Quanta natura c’è nei percorsi di formazione? Da 40 anni insegno argomenti che riguardano la natura e ho accolto all’università migliaia di studenti appena maturati. Il loro livello di conoscenza dei sistemi naturali, intesi come biodiversità ed ecosistemi, è di solito zero. A volte è sottozero, perché invece di semplicemente ignorare questi argomenti, pensano di possederli in base a convinzioni errate. Nei percorsi universitari non specificamente dedicati alla natura, la natura non c’è.
Questo restringe il novero dei competenti a uno sparuto gruppetto che, di solito, conta pochissimo nel panorama culturale e politico del nostro paese che, non a caso, non ha mai espresso significativi partiti “verdi”, proprio perché il tema non è percepito come importante.

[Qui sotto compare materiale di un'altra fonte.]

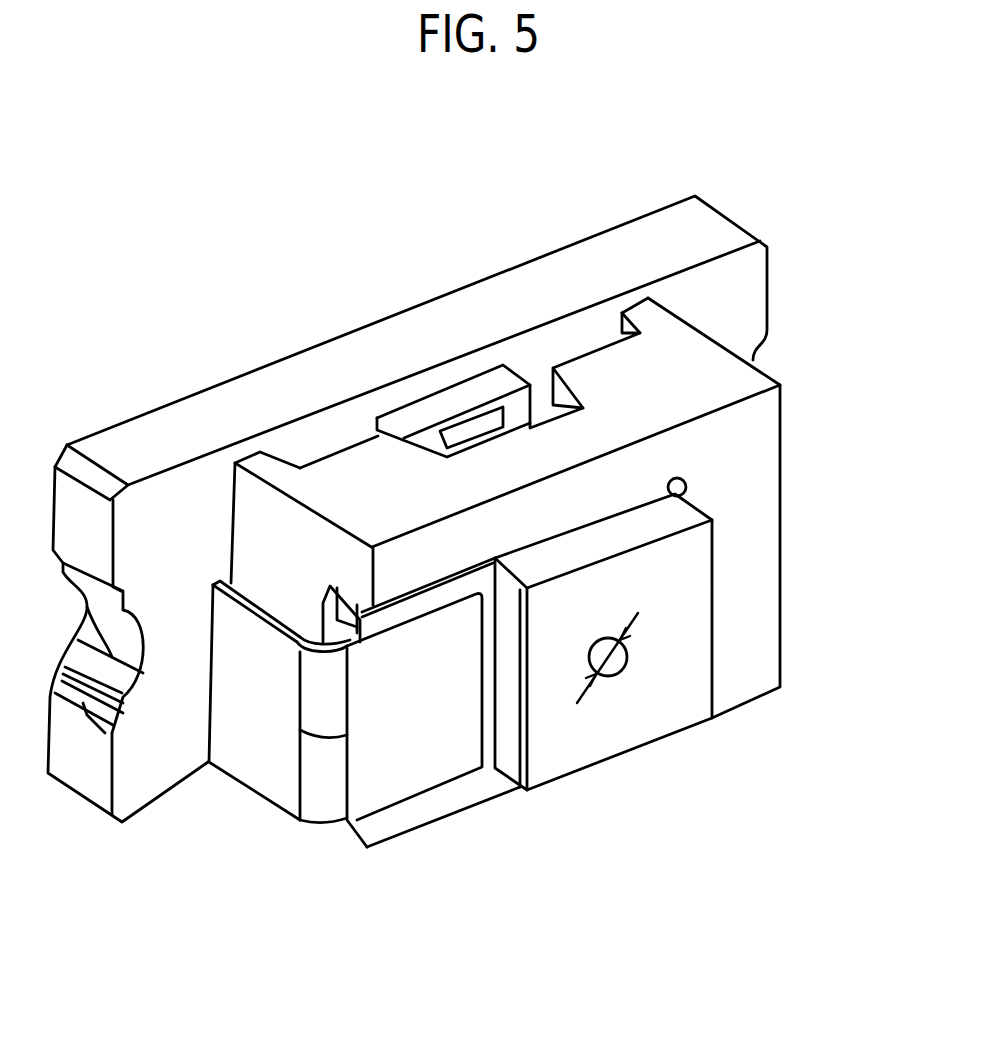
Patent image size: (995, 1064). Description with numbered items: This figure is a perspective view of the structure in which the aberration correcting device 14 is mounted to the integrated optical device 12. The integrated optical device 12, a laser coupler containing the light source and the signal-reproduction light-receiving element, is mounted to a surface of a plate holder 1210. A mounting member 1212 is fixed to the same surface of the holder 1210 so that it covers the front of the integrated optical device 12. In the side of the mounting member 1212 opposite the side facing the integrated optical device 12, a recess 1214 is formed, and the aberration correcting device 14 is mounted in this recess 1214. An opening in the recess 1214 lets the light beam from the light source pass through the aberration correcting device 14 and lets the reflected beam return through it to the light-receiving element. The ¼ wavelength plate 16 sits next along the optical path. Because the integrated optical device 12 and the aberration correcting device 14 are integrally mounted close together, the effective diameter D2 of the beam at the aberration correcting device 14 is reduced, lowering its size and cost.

The plate holder 1210 is at (585, 267).
The mounting member 1212 is at (683, 360).
The integrated optical device 12 is at (458, 398).
The recess 1214 is at (322, 607).
The aberration correcting device 14 is at (505, 760).
The ¼ wavelength plate 16 is at (668, 653).
The effective diameter D2 is at (612, 657).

Potrebbe non esserci bisogno di “verdi” se tutti i partiti avessero contezza dell’importanza della natura, e questa fosse una componente trasversale a tutti i movimenti politici. Ma non è presente in nessun partito.
Questa carenza culturale fa sì che si stenti a capire che il Green Deal ha come argomenti trasversali la biodiversità e gli ecosistemi. Neppure Papa Francesco è riuscito a farcelo entrare in testa con la sua Laudato Si’. La conversione ecologica è accettata a parole ed è disattesa nei fatti.

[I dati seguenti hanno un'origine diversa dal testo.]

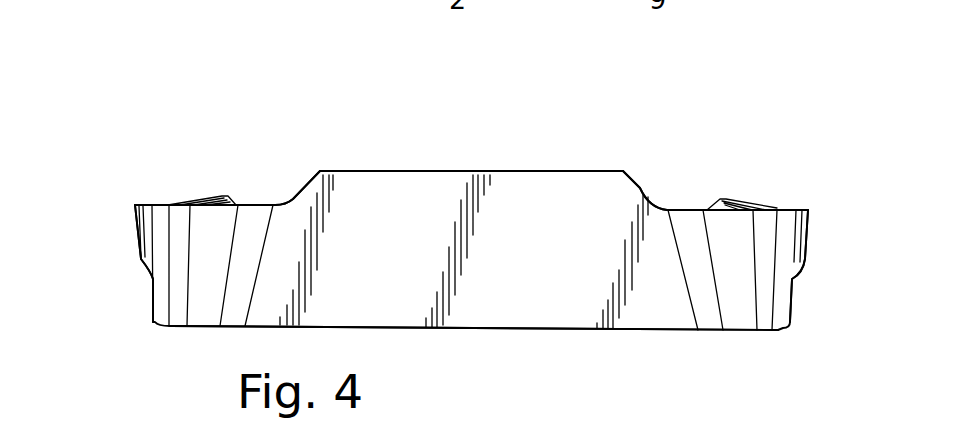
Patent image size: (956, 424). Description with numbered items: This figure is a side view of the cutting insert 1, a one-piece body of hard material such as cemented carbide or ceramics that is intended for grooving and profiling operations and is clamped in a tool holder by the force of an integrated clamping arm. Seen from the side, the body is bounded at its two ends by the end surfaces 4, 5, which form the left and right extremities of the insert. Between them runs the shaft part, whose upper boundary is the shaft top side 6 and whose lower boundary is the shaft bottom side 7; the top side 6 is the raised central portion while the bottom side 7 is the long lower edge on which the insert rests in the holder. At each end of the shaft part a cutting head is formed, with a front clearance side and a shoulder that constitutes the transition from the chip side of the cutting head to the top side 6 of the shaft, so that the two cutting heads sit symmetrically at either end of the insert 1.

L’assalto alla diligenza del Recovery Fund avrà un severo vaglio di sostenibilità ambientale, sociale ed economica? Esistono le competenze e la volontà politica per farlo? Esistono linee guida su come farlo? Quelle esistono. Le ha promulgate la Commissione, e vedono biodiversità ed ecosistemi trasversali a tutte le iniziative. Questa è la richiesta. Che poi altro non è che la conversione ecologica di Francesco: la sostenibilità ambientale. Siamo sicuri che nei ministeri e nelle pubbliche amministrazioni ci siano le competenze per elaborare o valutare progetti che ottemperino a queste istruzioni? Temo di no.

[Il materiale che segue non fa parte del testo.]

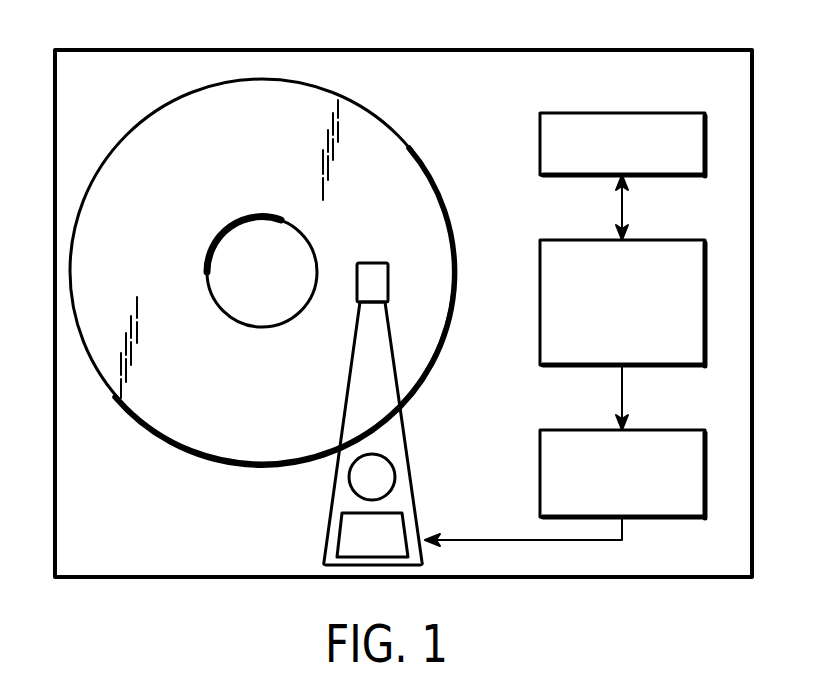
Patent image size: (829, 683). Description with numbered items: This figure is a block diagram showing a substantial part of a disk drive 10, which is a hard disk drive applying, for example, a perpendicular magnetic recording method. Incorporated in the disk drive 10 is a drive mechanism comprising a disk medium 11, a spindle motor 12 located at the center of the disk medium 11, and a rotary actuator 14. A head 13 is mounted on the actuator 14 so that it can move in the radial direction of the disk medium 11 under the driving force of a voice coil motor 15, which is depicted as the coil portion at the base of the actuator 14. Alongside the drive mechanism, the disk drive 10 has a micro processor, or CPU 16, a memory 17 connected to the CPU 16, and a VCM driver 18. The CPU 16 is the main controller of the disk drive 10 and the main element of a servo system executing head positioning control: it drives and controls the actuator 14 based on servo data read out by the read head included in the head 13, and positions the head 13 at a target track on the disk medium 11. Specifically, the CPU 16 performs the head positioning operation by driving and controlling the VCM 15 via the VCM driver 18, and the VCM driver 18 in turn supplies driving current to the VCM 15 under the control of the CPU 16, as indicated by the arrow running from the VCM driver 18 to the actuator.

Perché questi temi non fanno parte dei programmi di formazione e la cosiddetta “classe dirigente” attuale non ha ricevuto conoscenze adeguate su questi argomenti e, alla fine, non li reputa importanti. Come si fa a considerare importante quello che non si conosce? In alcuni campi lo facciamo. Non siamo tutti medici ma ci affidiamo ai medici per curare la nostra salute, reputando importante quel che non conosciamo e che loro conoscono. Ma in campo ambientale no, non è così. Gli orecchianti imperversano e gli ecologi della domenica, con scarse basi culturali sull’argomento, si propongono come risolutori di problemi che non sono neppure in grado di definire, non diciamo di risolvere.
Una parte dei fondi del Recovery Fund dovrà quindi essere usata per inserire la natura in tutti i corsi di formazione, dall’asilo all’università. Con corsi di aggiornamento degli insegnanti, nuovi libri di testo, formazione di nuove competenze didattiche. Non possiamo lasciare ai programmi televisivi di intrattenimento naturalistico il compito di alfabetizzare ecologicamente gli spettatori con pillole informative che raramente aumentano la conoscenza e la consapevolezza. Questo compito deve essere assolto dalla scuola e dall’università. Ogni tanto lo ricorderò…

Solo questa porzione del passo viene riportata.